AD Myths Debunked: It Won’t Work on My Code

Published 06/04/2022 By Johannes Lotz

This post is part of the AD Myths Debunked series.

You’re curious about automatic differentiation (AD) and its benefits, but you’ve heard that it would be impossible to use AD on your code, because of numerous technical and mathematical difficulties… so, you don’t pursue the idea much further.

We have heard this story many times over the years. After all, what does one do about external libraries, non-differentiability, parallelization, or heterogeneous architectures, not to mention polymorphism and modern C++ language features? Those are showstoppers, right? Or is that just a myth?

At NAG, we have NEVER encountered a code to which we could not apply our tool, dco/c++. This is thanks to the flexibility and the features of dco/c++ (which form the basis for resolving all challenges), and the huge experience AD specialists at NAG have with large-scale mathematical simulation codes.

Below we have listed the various concerns we have previously encountered in regard to AD working on a specific code. We felt it was time to explain these common misconceptions, or myths, away!

NAG’s AD toolset has been developed over the last 12 years and it builds upon a further 10 years of AD R&D experience. We have collected a big stock of experience on how to apply AD and how to resolve a multitude of issues.

Myths are narratives, which might sound like truths, and by talking through these in some detail and sharing our experiences, we hope to help businesses navigate these issues.
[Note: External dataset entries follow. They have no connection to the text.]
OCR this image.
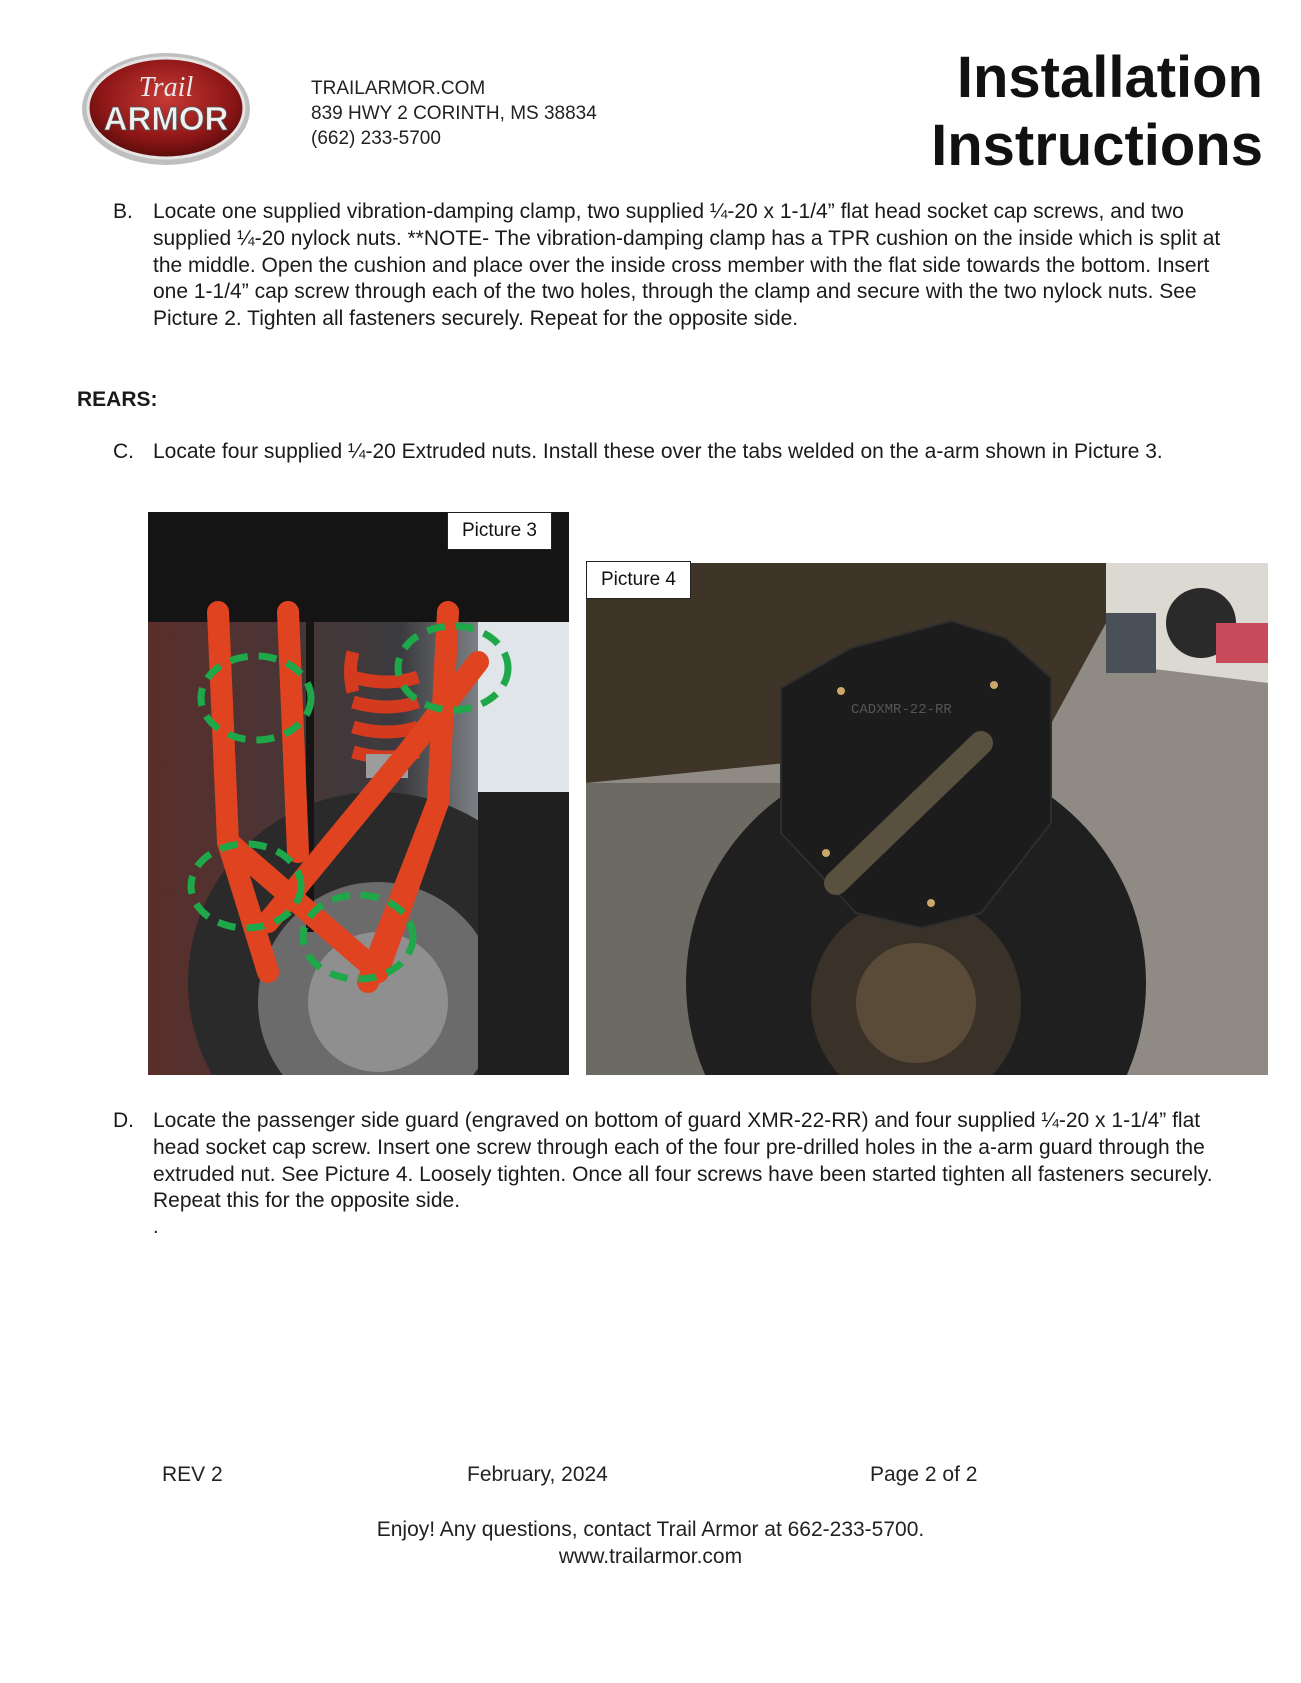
Trail
ARMOR
TRAILARMOR.COM
839 HWY 2 CORINTH, MS 38834
(662) 233-5700
Installation
Instructions
B. Locate one supplied vibration-damping clamp, two supplied ¼-20 x 1-1/4” flat head socket cap screws, and two supplied ¼-20 nylock nuts. **NOTE- The vibration-damping clamp has a TPR cushion on the inside which is split at the middle. Open the cushion and place over the inside cross member with the flat side towards the bottom. Insert one 1-1/4” cap screw through each of the two holes, through the clamp and secure with the two nylock nuts. See Picture 2. Tighten all fasteners securely. Repeat for the opposite side.
REARS:
C. Locate four supplied ¼-20 Extruded nuts. Install these over the tabs welded on the a-arm shown in Picture 3.
Picture 3
CADXMR-22-RR
Picture 4
D. Locate the passenger side guard (engraved on bottom of guard XMR-22-RR) and four supplied ¼-20 x 1-1/4” flat head socket cap screw. Insert one screw through each of the four pre-drilled holes in the a-arm guard through the extruded nut. See Picture 4. Loosely tighten. Once all four screws have been started tighten all fasteners securely. Repeat this for the opposite side.
.
REV 2	February, 2024	Page 2 of 2
Enjoy! Any questions, contact Trail Armor at 662-233-5700.
www.trailarmor.com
Results matter, myths should not.

Take a look at our other posts on Myths in AD, including memory use and rewriting libraries!
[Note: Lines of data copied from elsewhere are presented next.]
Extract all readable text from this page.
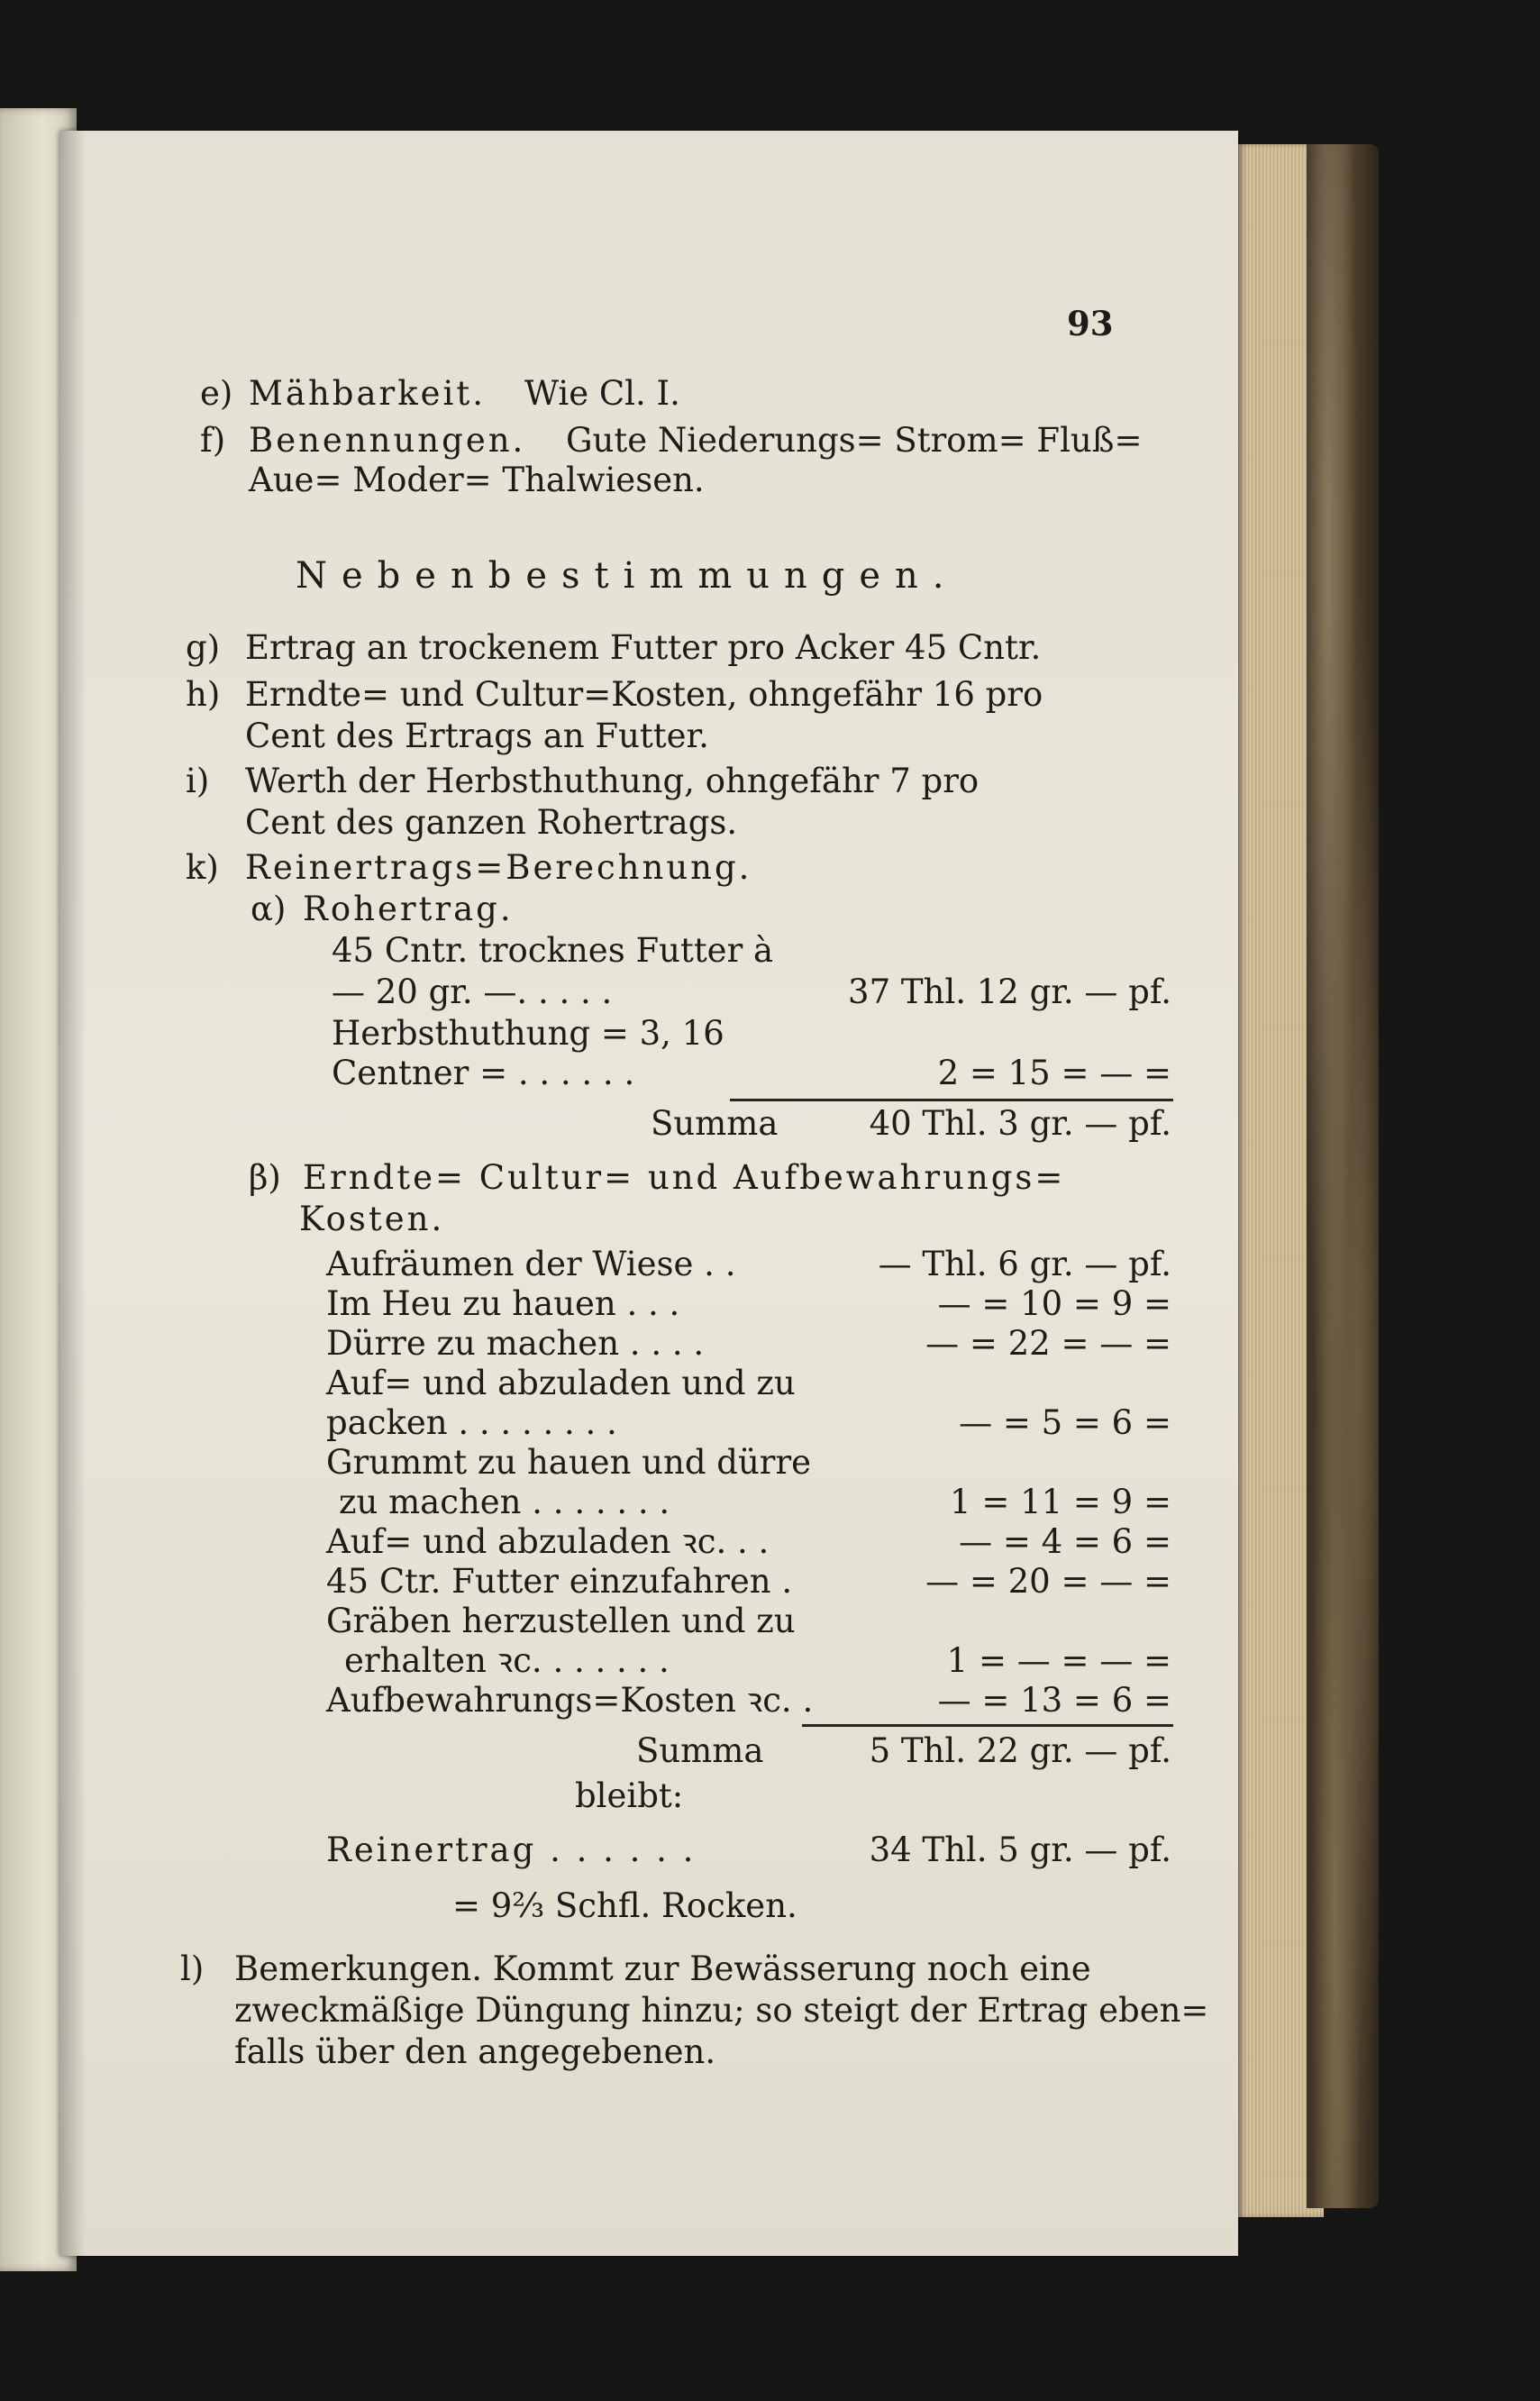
93
e) Mähbarkeit. Wie Cl. I.
f) Benennungen. Gute Niederungs= Strom= Fluß=
Aue= Moder= Thalwiesen.
Nebenbestimmungen.
g) Ertrag an trockenem Futter pro Acker 45 Cntr.
h) Erndte= und Cultur=Kosten, ohngefähr 16 pro
Cent des Ertrags an Futter.
i) Werth der Herbsthuthung, ohngefähr 7 pro
Cent des ganzen Rohertrags.
k) Reinertrags=Berechnung.
α) Rohertrag.
45 Cntr. trocknes Futter à
— 20 gr. —. . . . .	37 Thl. 12 gr. — pf.
Herbsthuthung = 3, 16
Centner = . . . . . .	2 = 15 = — =
Summa	40 Thl. 3 gr. — pf.
β) Erndte= Cultur= und Aufbewahrungs=
Kosten.
Aufräumen der Wiese . .	— Thl. 6 gr. — pf.
Im Heu zu hauen . . .	— = 10 = 9 =
Dürre zu machen . . . .	— = 22 = — =
Auf= und abzuladen und zu
packen . . . . . . . .	— = 5 = 6 =
Grummt zu hauen und dürre
zu machen . . . . . . .	1 = 11 = 9 =
Auf= und abzuladen ꝛc. . .	— = 4 = 6 =
45 Ctr. Futter einzufahren .	— = 20 = — =
Gräben herzustellen und zu
erhalten ꝛc. . . . . . .	1 = — = — =
Aufbewahrungs=Kosten ꝛc. .	— = 13 = 6 =
Summa	5 Thl. 22 gr. — pf.
bleibt:
Reinertrag . . . . . .	34 Thl. 5 gr. — pf.
= 9⅔ Schfl. Rocken.
l) Bemerkungen. Kommt zur Bewässerung noch eine
zweckmäßige Düngung hinzu; so steigt der Ertrag eben=
falls über den angegebenen.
  • “The code that I need to differentiate does not have inputs and outputs all collected neatly together in one top-level routine such as I’ve seen in all examples. They’re scattered all over the place.”
    Though the examples usually use such a top-level routine, it is not a requirement at all. Inputs and outputs can be spread across various routines, compilation units, or libraries. The dco/c++ API does not rely on collecting all these at one location in your code.
  • “I’m using modern C++ features like polymorphism, lambdas, patterns (factory, visitor, CRTP, adaptor, …) as well as Standard Library containers and algorithms.”
    This is just the kind of code base that dco/c++ was designed to handle. We’ve spent a lot of time ensuring that dco/c++ supports modern C++, whereas many other AD tools will run into problems at some point.
  • “I am using external numerical libraries, which I cannot call with any data types other than ‘doubles’.”
    First, you need to check whether this specific external library actually needs to be differentiated; does it sit between the inputs and outputs you need derivatives of? If that is the case, indeed there is no miraculous solution for calling the external library with dco/c++ data types. There are viable alternatives, though. The obvious one is to use a numerical library, which does support dco/c++ types. If you need functionality not supported by the NAG AD Library, you can couple the overall AD solution with local finite difference approximation or hand-written derivatives.
  • “My code is parallel.”
    That’s great! dco/c++ is thread safe and has simple APIs for dealing with parallelism. Many other AD tools have neither of these.
  • “I am using multiple programming languages in my code.”
    AD is a technique, which is conceptually not constrained by the language you use. Whenever language interoperability is required, AD can work in these instances as well. dco/c++ has production-ready front ends for C++ and Fortran, and alpha releases for C# and Python. Custom solutions for other languages exist; this includes scripting languages based on source transformation, or hand-coding for rather static codes.
  • “The problem I’m solving is nondifferentiable.”
    AD requires the implementation to be differentiable, not the mathematical problem. In many circumstances, this fact circumvents the non-differentiability right away. In addition, AD by default computes a sub gradient in case of an evaluation at a non-differentiable point (e.g., left or right derivative). If the non-differentiability turns out to be an issue, there are many ways of approaching this. Potential solutions include local manual implementation (e.g., symbolic differentiation), local application of finite differences, or local smoothing. All these approaches can be integrated into an overall AD solution with dco/c++.
  • “I’m doing heterogeneous programming.”
    There are various approaches to handle distributed and shared-memory parallelism with dco/c++. The tool is thread-safe and applying it correctly preserves the parallelism. For GPU programming, we offer the general-purpose tool dco/map, but have also implemented custom solutions.